LAGO DE QUILOTOA
It was a crisp day. After a hearty communal lunch with other travelers, we stepped outside to get ready for our hike to a crater lake in the area called Lago di Quilotoa. There was a crunch to the early morning spring air. It would be easy to forget that we are at an elevation of almost 13,000 feet but would be reminded shortly as soon as we start a small ascent to hike around the crater lake.
I would again be astonished as the beauty of Ecuador. After walking barely a mile, we arrive at the first point of the trail with a panoramic viewpoint of the lake. Audible gasps could be heard. The caldera and the teal water, framed by the high Andes in the background, was a spectacular sight. There were wildflowers everywhere along the trail and an eagle or a condor would fly overhead. We did not meet anyone on the trail and it is such an affirmation that sometimes, the least traveled trails prove to be the most beautiful.

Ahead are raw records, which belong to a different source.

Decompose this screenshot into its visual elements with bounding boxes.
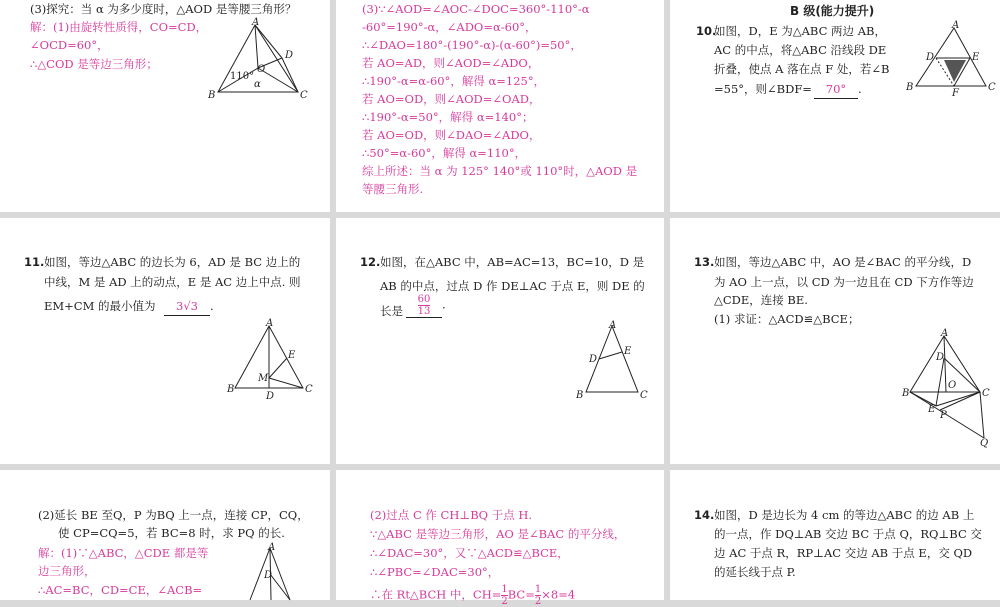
label-a: A — [252, 17, 260, 28]
solution-line: 若 AO=OD，则∠DAO=∠ADO， — [362, 128, 541, 142]
question-text: 为 AO 上一点，以 CD 为一边且在 CD 下方作等边 — [714, 275, 974, 289]
question-text: AB 的中点，过点 D 作 DE⊥AC 于点 E，则 DE 的 — [380, 279, 645, 293]
question-text: 如图，等边△ABC 中，AO 是∠BAC 的平分线，D — [714, 255, 972, 269]
question-text: △CDE，连接 BE. — [714, 293, 808, 307]
figure-equilateral-13 — [902, 328, 992, 449]
question-number: 12. — [360, 255, 381, 269]
question-text: =55°，则∠BDF= — [714, 82, 812, 96]
question-number: 14. — [694, 508, 715, 522]
label-b: B — [208, 90, 216, 101]
answer-denominator: 13 — [417, 306, 431, 317]
question-text: (1) 求证：△ACD≌△BCE； — [714, 312, 860, 326]
question-text: 长是 — [380, 304, 403, 318]
solution-line: ∴∠DAO=180°-(190°-α)-(α-60°)=50°， — [362, 38, 582, 52]
question-text: 的一点，作 DQ⊥AB 交边 BC 于点 Q，RQ⊥BC 交 — [714, 527, 982, 541]
fraction-denominator: 2 — [501, 596, 508, 607]
question-number: 13. — [694, 255, 715, 269]
label-p: P — [940, 410, 947, 421]
solution-line: 若 AO=OD，则∠AOD=∠OAD， — [362, 92, 541, 106]
solution-text: ∴在 Rt△BCH 中，CH= — [370, 587, 502, 602]
question-number: 10. — [696, 24, 717, 38]
answer-wrap: 70° . — [814, 80, 862, 99]
label-d: D — [589, 354, 598, 365]
solution-line: 解：(1)由旋转性质得，CO=CD， — [30, 20, 208, 34]
solution-line: ∴50°=α-60°，解得 α=110°， — [362, 146, 527, 160]
solution-line: ∴∠DAC=30°，又∵△ACD≌△BCE， — [370, 546, 569, 560]
panel-q-3-part3 — [0, 0, 330, 212]
panel-question-12 — [336, 218, 664, 464]
figure-triangle-aod — [200, 17, 310, 102]
figure-partial-13 — [246, 542, 316, 600]
label-b: B — [576, 390, 584, 401]
solution-line-last — [370, 584, 575, 607]
panel-question-11 — [0, 218, 330, 464]
label-b: B — [227, 384, 235, 395]
label-c: C — [988, 82, 996, 93]
question-text: EM+CM 的最小值为 — [44, 299, 156, 313]
question-text: 如图，D，E 为△ABC 两边 AB， — [714, 24, 886, 38]
solution-text: BC= — [507, 587, 535, 602]
answer-wrap: 3√3 . — [164, 297, 214, 316]
figure-fold-triangle — [906, 20, 996, 99]
label-angle: 110° — [230, 71, 255, 82]
label-a: A — [609, 320, 617, 331]
question-text: 如图，等边△ABC 的边长为 6，AD 是 BC 边上的 — [44, 255, 301, 269]
solution-text: ×8=4 — [541, 587, 576, 602]
panel-question-13-part2 — [0, 470, 330, 600]
label-d: D — [285, 50, 294, 61]
solution-line: 综上所述：当 α 为 125° 140°或 110°时，△AOD 是 — [362, 164, 638, 178]
label-c: C — [305, 384, 313, 395]
label-e: E — [624, 346, 632, 357]
label-alpha: α — [254, 79, 261, 90]
question-text: 使 CP=CQ=5，若 BC=8 时，求 PQ 的长. — [58, 526, 285, 540]
solution-line: 解：(1)∵△ABC，△CDE 都是等 — [38, 546, 209, 560]
solution-line: ∴△COD 是等边三角形； — [30, 57, 158, 71]
panel-solution-13-part2 — [336, 470, 664, 607]
solution-line: ∵△ABC 是等边三角形，AO 是∠BAC 的平分线， — [370, 527, 626, 541]
label-c: C — [982, 388, 990, 399]
question-text: 中线，M 是 AD 上的动点，E 是 AC 边上中点. 则 — [44, 275, 301, 289]
label-o: O — [257, 64, 266, 75]
label-d: D — [926, 52, 935, 63]
label-c: C — [640, 390, 648, 401]
solution-line: 若 AO=AD，则∠AOD=∠ADO， — [362, 56, 540, 70]
solution-line: ∴AC=BC，CD=CE，∠ACB= — [38, 583, 203, 597]
label-d: D — [936, 352, 945, 363]
fraction-numerator: 1 — [534, 584, 542, 595]
label-a: A — [268, 542, 276, 553]
label-q: Q — [980, 438, 989, 449]
label-d: D — [264, 570, 273, 581]
question-text: 折叠，使点 A 落在点 F 处，若∠B — [714, 62, 890, 76]
answer-wrap: $\frac{60}{13}$ . — [406, 294, 446, 318]
solution-line: ∴190°-α=α-60°，解得 α=125°， — [362, 74, 546, 88]
solution-line: (3)∵∠AOD=∠AOC-∠DOC=360°-110°-α — [362, 2, 590, 16]
label-f: F — [952, 88, 959, 99]
fraction-denominator: 2 — [534, 596, 542, 607]
question-text: 的延长线于点 P. — [714, 565, 796, 579]
label-a: A — [952, 20, 960, 31]
answer-blank: 70° — [814, 80, 858, 99]
label-m: M — [258, 373, 269, 384]
fraction-numerator: 1 — [501, 584, 508, 595]
figure-equilateral-11 — [225, 318, 320, 400]
question-text: (3)探究：当 α 为多少度时，△AOD 是等腰三角形？ — [30, 2, 297, 16]
section-header: B 级(能力提升) — [790, 4, 875, 18]
solution-line: 边三角形， — [38, 564, 96, 578]
panel-question-13 — [670, 218, 1000, 464]
question-text: 如图，D 是边长为 4 cm 的等边△ABC 的边 AB 上 — [714, 508, 975, 522]
label-b: B — [902, 388, 910, 399]
panel-question-14 — [670, 470, 1000, 600]
label-d: D — [266, 391, 275, 402]
answer-blank — [406, 294, 442, 318]
question-number: 11. — [24, 255, 45, 269]
question-text: 如图，在△ABC 中，AB=AC=13，BC=10，D 是 — [380, 255, 645, 269]
solution-line: 等腰三角形. — [362, 182, 424, 196]
label-c: C — [300, 90, 308, 101]
label-a: A — [941, 328, 949, 339]
question-text: AC 的中点，将△ABC 沿线段 DE — [714, 43, 887, 57]
solution-line: (2)过点 C 作 CH⊥BQ 于点 H. — [370, 508, 533, 522]
figure-isosceles-12 — [574, 322, 654, 402]
label-e: E — [288, 350, 296, 361]
solution-line: ∠OCD=60°， — [30, 38, 109, 52]
solution-line: ∴∠PBC=∠DAC=30°， — [370, 565, 500, 579]
label-b: B — [906, 82, 914, 93]
solution-line: -60°=190°-α，∠ADO=α-60°， — [362, 20, 537, 34]
label-e: E — [972, 52, 980, 63]
solution-line: ∴190°-α=50°，解得 α=140°； — [362, 110, 534, 124]
label-e: E — [928, 404, 936, 415]
label-o: O — [948, 380, 957, 391]
question-text: (2)延长 BE 至Q，P 为BQ 上一点，连接 CP，CQ， — [38, 508, 309, 522]
answer-numerator: 60 — [417, 294, 431, 305]
panel-solution-part3 — [336, 0, 664, 212]
panel-question-10 — [670, 0, 1000, 212]
question-text: 边 AC 于点 R，RP⊥AC 交边 AB 于点 E，交 QD — [714, 546, 973, 560]
label-a: A — [266, 318, 274, 329]
answer-blank: 3√3 — [164, 297, 210, 316]
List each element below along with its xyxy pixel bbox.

Relative to the day we had prior, Day 2 of this adventure trip was a bit more mellow than the one before it. Because of the high altitude, it was slow going. It would take us close to 2.5 hours (with frequent stops for photos) to hike 2.5 miles. There's not much to say here except that this little less explored side of the Ecuador (and the planet, for that matter!) is just extraordinary.
Quilotoa Lake was formed by this volcano's eruption in 1280. The center collapsed after the eruption and the volcano has not erupted since. While there are many crater lakes in the world, I find this one uniquely beautiful because of the landscape surrounding it and the iridescent turquoise water.
There are many ways to visit Quilotoa. Our tour had us booked at a humble local guesthouse overnight so we could be on the trail bright and early. We would mountain bike from our guesthouse later that day down to Saquisiili. Otherwise, there are day tours from Quito that could drive you for a day's worth of adventures and drive you back to your hotel in Quito which is about 2 hours away. You can choose to hike along the higher trail where you can get a more panoramic view (which is what we did), or you can choose to descend closer to the water. Closer to the water, you can kayak on the water. Since we were conserving energy for the rest of our adventure day, we skipped this part because the hike back up can be rather challenging at this altitude.
For the more adventurous, there is a multi-day hike called the Quilotoa Loop, which would traverse around the lake through small local communities, for about 25 miles.
After a quick coffee back in the small downtown area, we jumped on our bikes again to ride close to twenty miles to the town of Saquisili. We would ride through small villages and towns, sometimes running into school children excited to see rare tourists on bicycles.
The most scintillating thing that would happen that day would be us getting chased by about a dozen street dogs. Unfortunately, one guy from our group got bitten by one of the chasing dogs and we would spend a couple hours that afternoon driving to hospitals and clinics in the city of Ambato trying to find him rabies vaccine, to no avail. He would wait to get one back in the US and I'm pleased to report that he's a-ok.
We would arrive at our mountain lodge right as the sun was setting in Urbina where we will spend the night before the big day the next day, hiking up about halfway to Chimborazo, the tallest volcano in Ecuador.